Well it isn't entirely true, an apple cake cannot turn into a lemon cake. But we set up to make an apple cake and ended up with a lemon cake.
Everybody that knows me, know I am not really into baking. The cakes I tried making, all came out wrong, uncooked or burnt or just not right.
I don't really have a sweet tooth so it didn't really matter but who doesn't like a piece of cake every now and then? So last Christmas, a lovely person bought me a baking book: Mary Berry Fast Cakes. She makes everything look so simple and delicious we decided, the Big Man and I, to try one of the recipes. After a long debate we chose Easy Apple Cake.
We went to the shops and bought apples (we couldn't find the weight so we now own enough apples for the next 10 years), and the rest of ingredients for the cake.
We get home, get all the ingredients ready... except the cake tin. Remember I don't make a lot of cakes? Well, I didn't have a deep cake tin. I had a small one for other kind of cakes but not the one we needed for our baking endeavours.
After a lot of complaining, some arguing and no progress on the cake, He says: "why don't you make your lemon cake?" So this is how the apple cake turned into a lemon cake! We did make the apple cake the next day, you can find the recipe here.
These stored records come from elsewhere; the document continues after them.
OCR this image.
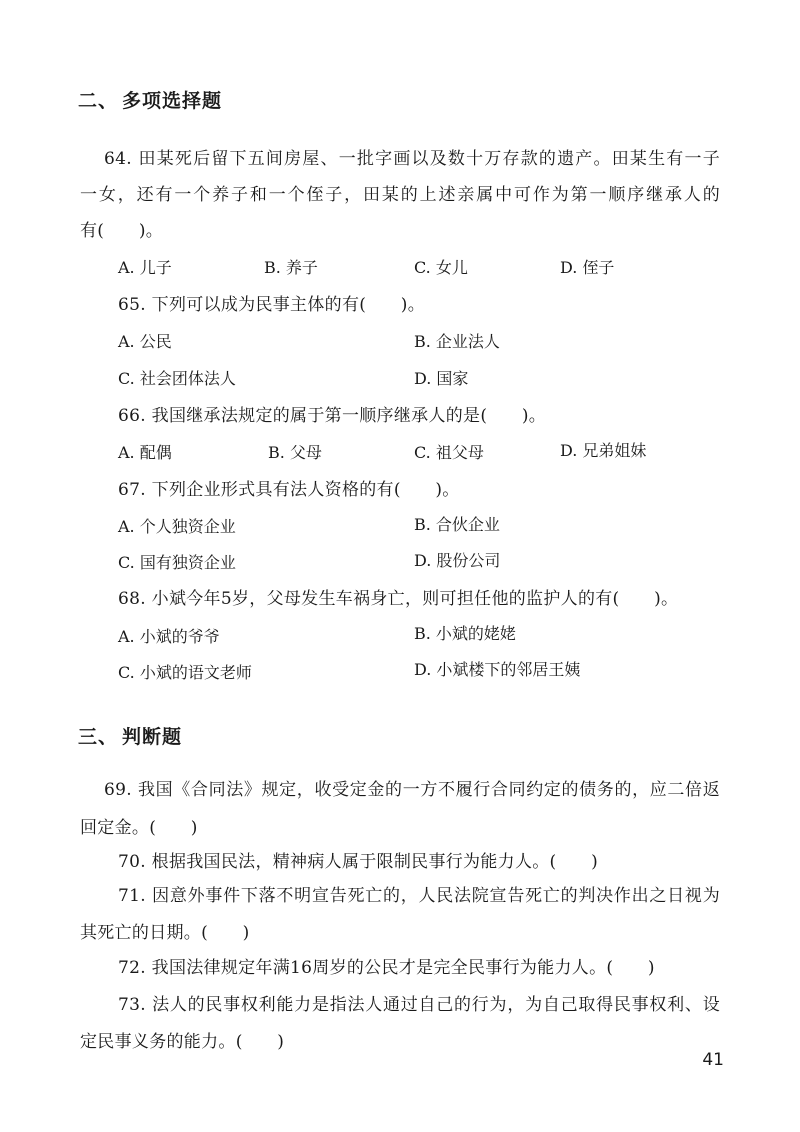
二、 多项选择题
64. 田某死后留下五间房屋、一批字画以及数十万存款的遗产。田某生有一子
一女，还有一个养子和一个侄子，田某的上述亲属中可作为第一顺序继承人的
有(　　)。
A. 儿子	B. 养子	C. 女儿	D. 侄子
65. 下列可以成为民事主体的有(　　)。
A. 公民	B. 企业法人
C. 社会团体法人	D. 国家
66. 我国继承法规定的属于第一顺序继承人的是(　　)。
A. 配偶	B. 父母	C. 祖父母	D. 兄弟姐妹
67. 下列企业形式具有法人资格的有(　　)。
A. 个人独资企业	B. 合伙企业
C. 国有独资企业	D. 股份公司
68. 小斌今年5岁，父母发生车祸身亡，则可担任他的监护人的有(　　)。
A. 小斌的爷爷	B. 小斌的姥姥
C. 小斌的语文老师	D. 小斌楼下的邻居王姨
三、 判断题
69. 我国《合同法》规定，收受定金的一方不履行合同约定的债务的，应二倍返
回定金。(　　)
70. 根据我国民法，精神病人属于限制民事行为能力人。(　　)
71. 因意外事件下落不明宣告死亡的，人民法院宣告死亡的判决作出之日视为
其死亡的日期。(　　)
72. 我国法律规定年满16周岁的公民才是完全民事行为能力人。(　　)
73. 法人的民事权利能力是指法人通过自己的行为，为自己取得民事权利、设
定民事义务的能力。(　　)
41
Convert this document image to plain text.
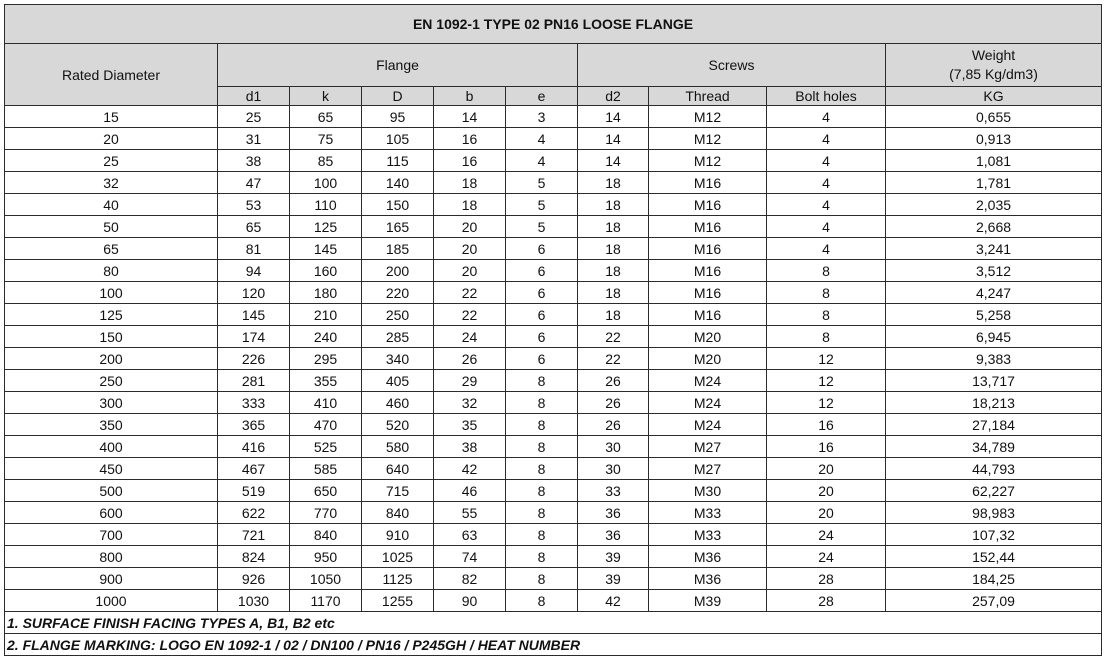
EN 1092-1 TYPE 02 PN16 LOOSE FLANGE									
Rated Diameter	Flange					Screws			Weight
(7,85 Kg/dm3)

	d1	k	D	b	e	d2	Thread	Bolt holes	KG
15	25	65	95	14	3	14	M12	4	0,655
20	31	75	105	16	4	14	M12	4	0,913
25	38	85	115	16	4	14	M12	4	1,081
32	47	100	140	18	5	18	M16	4	1,781
40	53	110	150	18	5	18	M16	4	2,035
50	65	125	165	20	5	18	M16	4	2,668
65	81	145	185	20	6	18	M16	4	3,241
80	94	160	200	20	6	18	M16	8	3,512
100	120	180	220	22	6	18	M16	8	4,247
125	145	210	250	22	6	18	M16	8	5,258
150	174	240	285	24	6	22	M20	8	6,945
200	226	295	340	26	6	22	M20	12	9,383
250	281	355	405	29	8	26	M24	12	13,717
300	333	410	460	32	8	26	M24	12	18,213
350	365	470	520	35	8	26	M24	16	27,184
400	416	525	580	38	8	30	M27	16	34,789
450	467	585	640	42	8	30	M27	20	44,793
500	519	650	715	46	8	33	M30	20	62,227
600	622	770	840	55	8	36	M33	20	98,983
700	721	840	910	63	8	36	M33	24	107,32
800	824	950	1025	74	8	39	M36	24	152,44
900	926	1050	1125	82	8	39	M36	28	184,25
1000	1030	1170	1255	90	8	42	M39	28	257,09
1. SURFACE FINISH FACING TYPES A, B1, B2 etc									
2. FLANGE MARKING: LOGO EN 1092-1 / 02 / DN100 / PN16 / P245GH / HEAT NUMBER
This lemon cake is perfect for summer, but it is so good you won't resist making it in winter or any other time of the year. It's zingy, spongy and so easy you will be surprised you made it yourself (at least I was).
This recipe is based on Mary Berry's lemon tray bake, so you can double the ingredients up and make it a tray bake, just use a meat roasting tin about 12 x 9 inches (30 x 22.5 cm). For this cake we used a 17inches cake tin.
Here is what you need:
85 g butter
112 g self-rising flour
1 tsp. baking powder
85 g caster sugar
2 medium eggs
2 tbsp. milk
rind and juice of 1 lemon
rind and juice of 1 lime
175 g sugar (for the cake's topping)
Heat the oven to 180 degrees (160 Fan) and grease and line the tin with greaseproof paper.
In a big bowl put the butter, flour, baking powder, sugar, the lime and lemon rind eggs and milk and beat until well mixed.
Put the mixture into the tin and smooth the top. Bake in the oven for 35-40 minutes, until it springs back when you press in the middle or when a cake tester comes out clean.
While you leave it to cool, mix the lemon and lime juice with the 175 g of sugar, until it has more or less dissolved. Spread over the cake with the back of a spoon (depending on how juicy they are it will be runny or more like a sugary paste).
We made some hole on the cake as well to let some of the lemony goodness go inside the cake but this isn't necessary as the top of the cake was already very lemony.